Christ on a cracker!
I gave this book a try. Really, I did. Between the horrible narration and the seemingly disjointed story line, however… after 2 hours and 31 minutes of listening, I felt like gnawing on the barrel of a gun.
Disappointed is an understatement
I loved all of his books, the Uplift Series, Sundiver, The Postman. I'm also an avid listener of audiobooks (an hour commute each way). I don't recall ever having stopped listening and just left a book. This is the exception.
Narration is horrible. The first narrator overacts to the point of hilarity. There's another who is constantly trying to channel Casey Kasem's radio narration.
After listening to the first hour of the book.. I really can't believe that David Brin is the author. the dialog is overly dramatic.. with an obsession on sexual terms used to describe 'normal' objects. Rods used in space are 'throbbing', events are 'orgiastic' and characters are constantly 'moaning' responses. With none of those used in any sexual context.
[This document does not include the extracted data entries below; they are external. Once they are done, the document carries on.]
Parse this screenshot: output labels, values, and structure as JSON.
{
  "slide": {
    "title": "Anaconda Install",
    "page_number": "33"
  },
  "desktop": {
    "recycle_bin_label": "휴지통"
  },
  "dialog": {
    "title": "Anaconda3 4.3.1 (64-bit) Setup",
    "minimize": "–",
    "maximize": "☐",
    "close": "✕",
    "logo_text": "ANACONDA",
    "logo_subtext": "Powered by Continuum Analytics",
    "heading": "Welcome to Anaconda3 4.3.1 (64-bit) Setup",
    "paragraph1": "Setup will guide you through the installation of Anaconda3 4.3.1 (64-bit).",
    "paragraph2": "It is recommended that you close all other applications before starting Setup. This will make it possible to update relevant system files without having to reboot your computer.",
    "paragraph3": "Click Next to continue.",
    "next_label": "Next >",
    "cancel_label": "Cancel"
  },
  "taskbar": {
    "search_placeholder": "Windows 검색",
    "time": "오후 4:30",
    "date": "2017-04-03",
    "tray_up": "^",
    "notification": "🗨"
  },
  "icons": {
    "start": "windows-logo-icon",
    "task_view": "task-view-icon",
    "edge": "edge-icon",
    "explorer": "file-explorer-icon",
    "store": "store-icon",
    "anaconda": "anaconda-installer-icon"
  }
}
The characters own though processes are dramatic to the point that I thought the book was a spoof.
The premise seems promising.. but I don't think i'll be able to find out how it turns out.
... a disappointed reader/listener
Epic First Contact
Awesome array of concepts about the "empty sky" puzzle: where is everybody? Pulling together around a dozen different stories, it takes a while to come together, but pays off well enough. Thick with ideas regarding potential alien strategies and the endless pitfalls of technological advances.